Building a MOD-60 BCD counter for a digital clock In the clock project, a MOD-60 BCD counter can be implemented by cascading a MOD-10 (ones) counter into a MOD-6 (tens) BCD counter.

Difficulty: Easy

Correct Answer: Correct

Explanation:


Introduction / Context:
Human-readable timekeeping typically uses BCD for seconds and minutes. To count from 00 to 59, we combine a ones digit that cycles 0…9 (MOD-10) with a tens digit that cycles 0…5 (MOD-6). Proper cascading ensures that when the ones digit rolls over from 9 to 0, the tens digit increments, together forming a MOD-60 count.



Given Data / Assumptions:

  • Ones digit: BCD 0–9 (MOD-10).
  • Tens digit: BCD 0–5 (MOD-6 constrained to valid BCD states).
  • Carry/terminal count from ones drives the increment of tens.


Concept / Approach:
In synchronous designs, the ones counter provides a ripple-carry-out (RCO) or terminal count signal when it transitions from 9 to 0. This signal synchronously enables an increment in the tens counter.

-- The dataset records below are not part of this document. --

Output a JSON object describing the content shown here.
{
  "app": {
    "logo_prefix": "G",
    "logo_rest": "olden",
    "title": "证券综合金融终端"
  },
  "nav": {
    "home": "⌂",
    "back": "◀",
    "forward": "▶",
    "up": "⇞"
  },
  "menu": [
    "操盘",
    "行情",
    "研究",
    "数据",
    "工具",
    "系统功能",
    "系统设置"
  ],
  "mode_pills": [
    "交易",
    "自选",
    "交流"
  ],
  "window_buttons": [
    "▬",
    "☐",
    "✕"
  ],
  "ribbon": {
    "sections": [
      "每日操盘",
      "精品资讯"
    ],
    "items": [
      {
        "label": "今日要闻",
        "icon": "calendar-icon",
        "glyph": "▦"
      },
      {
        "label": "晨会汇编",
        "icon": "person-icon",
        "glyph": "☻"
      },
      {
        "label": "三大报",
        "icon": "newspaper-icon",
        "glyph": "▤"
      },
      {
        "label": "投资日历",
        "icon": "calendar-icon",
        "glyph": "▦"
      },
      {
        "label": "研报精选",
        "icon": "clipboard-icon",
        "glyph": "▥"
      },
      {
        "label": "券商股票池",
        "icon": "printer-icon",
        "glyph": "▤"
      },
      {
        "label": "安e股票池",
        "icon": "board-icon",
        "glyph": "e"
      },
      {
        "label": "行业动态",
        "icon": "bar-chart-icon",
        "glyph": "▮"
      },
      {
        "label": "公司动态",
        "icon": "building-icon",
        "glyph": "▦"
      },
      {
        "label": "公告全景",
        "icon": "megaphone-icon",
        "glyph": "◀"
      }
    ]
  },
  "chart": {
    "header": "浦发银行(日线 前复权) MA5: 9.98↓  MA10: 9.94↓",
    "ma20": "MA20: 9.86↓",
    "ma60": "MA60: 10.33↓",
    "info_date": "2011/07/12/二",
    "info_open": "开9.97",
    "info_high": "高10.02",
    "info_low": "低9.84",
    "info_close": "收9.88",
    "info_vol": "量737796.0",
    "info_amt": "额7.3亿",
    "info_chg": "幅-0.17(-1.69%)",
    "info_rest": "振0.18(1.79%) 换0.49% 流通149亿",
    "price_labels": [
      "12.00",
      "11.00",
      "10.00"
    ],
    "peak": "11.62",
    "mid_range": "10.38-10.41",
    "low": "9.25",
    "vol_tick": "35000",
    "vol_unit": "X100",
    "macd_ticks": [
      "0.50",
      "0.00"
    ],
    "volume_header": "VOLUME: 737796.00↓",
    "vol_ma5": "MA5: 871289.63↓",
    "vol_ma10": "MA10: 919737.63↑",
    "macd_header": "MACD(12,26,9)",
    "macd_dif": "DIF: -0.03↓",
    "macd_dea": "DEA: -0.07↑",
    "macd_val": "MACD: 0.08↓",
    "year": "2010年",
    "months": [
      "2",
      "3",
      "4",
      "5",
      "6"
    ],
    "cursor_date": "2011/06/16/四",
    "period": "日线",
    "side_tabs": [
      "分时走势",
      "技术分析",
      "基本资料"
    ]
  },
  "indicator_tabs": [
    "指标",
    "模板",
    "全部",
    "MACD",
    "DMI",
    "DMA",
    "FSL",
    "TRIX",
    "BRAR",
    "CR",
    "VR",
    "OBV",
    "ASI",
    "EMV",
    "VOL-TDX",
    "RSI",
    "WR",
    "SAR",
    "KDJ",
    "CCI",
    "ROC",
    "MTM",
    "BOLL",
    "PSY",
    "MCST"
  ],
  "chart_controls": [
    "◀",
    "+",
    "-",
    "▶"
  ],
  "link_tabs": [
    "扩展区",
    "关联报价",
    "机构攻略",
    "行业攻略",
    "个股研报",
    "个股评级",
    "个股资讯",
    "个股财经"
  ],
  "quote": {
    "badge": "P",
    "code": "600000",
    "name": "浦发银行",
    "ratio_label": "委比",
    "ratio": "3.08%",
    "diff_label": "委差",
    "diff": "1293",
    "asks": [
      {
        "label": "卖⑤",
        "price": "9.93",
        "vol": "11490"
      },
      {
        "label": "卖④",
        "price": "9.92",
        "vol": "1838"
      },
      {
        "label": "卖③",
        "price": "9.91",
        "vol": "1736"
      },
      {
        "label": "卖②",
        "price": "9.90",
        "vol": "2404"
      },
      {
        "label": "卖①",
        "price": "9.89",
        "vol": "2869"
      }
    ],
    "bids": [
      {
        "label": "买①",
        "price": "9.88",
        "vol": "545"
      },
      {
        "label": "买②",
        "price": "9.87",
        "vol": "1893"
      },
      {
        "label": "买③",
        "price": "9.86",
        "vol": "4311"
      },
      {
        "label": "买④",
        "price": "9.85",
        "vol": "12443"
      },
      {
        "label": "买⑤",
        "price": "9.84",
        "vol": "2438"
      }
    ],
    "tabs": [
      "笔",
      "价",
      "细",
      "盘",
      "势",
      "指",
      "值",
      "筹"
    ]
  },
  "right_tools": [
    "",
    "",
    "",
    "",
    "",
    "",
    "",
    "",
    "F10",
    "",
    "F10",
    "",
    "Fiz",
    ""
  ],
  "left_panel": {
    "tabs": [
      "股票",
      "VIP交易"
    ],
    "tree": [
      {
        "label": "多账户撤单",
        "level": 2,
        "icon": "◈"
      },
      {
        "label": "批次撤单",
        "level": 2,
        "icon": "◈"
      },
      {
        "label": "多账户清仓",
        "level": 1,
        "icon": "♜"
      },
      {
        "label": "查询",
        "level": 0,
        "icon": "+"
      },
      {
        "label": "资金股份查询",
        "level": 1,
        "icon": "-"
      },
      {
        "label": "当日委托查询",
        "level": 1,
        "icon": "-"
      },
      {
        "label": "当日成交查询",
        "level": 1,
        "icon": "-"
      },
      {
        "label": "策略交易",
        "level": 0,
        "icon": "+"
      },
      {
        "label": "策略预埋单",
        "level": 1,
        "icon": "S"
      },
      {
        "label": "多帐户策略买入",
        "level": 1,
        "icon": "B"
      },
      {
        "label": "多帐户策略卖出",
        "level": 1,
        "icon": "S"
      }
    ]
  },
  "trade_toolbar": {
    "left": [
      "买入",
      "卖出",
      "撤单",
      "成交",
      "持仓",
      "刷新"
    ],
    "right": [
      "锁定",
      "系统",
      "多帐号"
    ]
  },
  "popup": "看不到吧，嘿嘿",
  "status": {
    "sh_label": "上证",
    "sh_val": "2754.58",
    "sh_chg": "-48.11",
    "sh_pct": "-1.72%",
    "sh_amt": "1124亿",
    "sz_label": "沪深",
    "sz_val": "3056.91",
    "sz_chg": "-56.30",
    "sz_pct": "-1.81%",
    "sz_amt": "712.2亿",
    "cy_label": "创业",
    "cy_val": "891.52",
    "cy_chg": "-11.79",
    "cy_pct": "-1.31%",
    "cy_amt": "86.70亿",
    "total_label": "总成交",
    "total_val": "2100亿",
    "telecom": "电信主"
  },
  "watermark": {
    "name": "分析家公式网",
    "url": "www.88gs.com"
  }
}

The tens counter resets from 5 to 0 when it receives the next carry, completing a 60-state sequence (00–59) before rolling over.



Step-by-Step Solution:

Instantiate BCD_MOD10 for ones; output = Q0..Q3.Instantiate BCD_MOD6 for tens; output = Q4..Q7 (BCD-encoded).Connect ones.RCO to tens.EN (or count-enable) so tens increments on ones rollover.Reset tens at 6 (i.e., after 5) to return to 0, producing 00..59.


Verification / Alternative check:
Simulate for at least 70 cycles and observe sequence 00..59..00. Confirm illegal BCD states do not occur in tens digit.



Why Other Options Are Wrong:
“Incorrect” contradicts standard digital clock construction. “Valid only if tens is MOD-5” is wrong—the tens must count 0..5 (six states). “Requires Gray code” is unnecessary for BCD display counting.



Common Pitfalls:
Forgetting to constrain tens to 0..5; not gating the enable correctly; asynchronous ripple causing glitches instead of clean synchronous carry.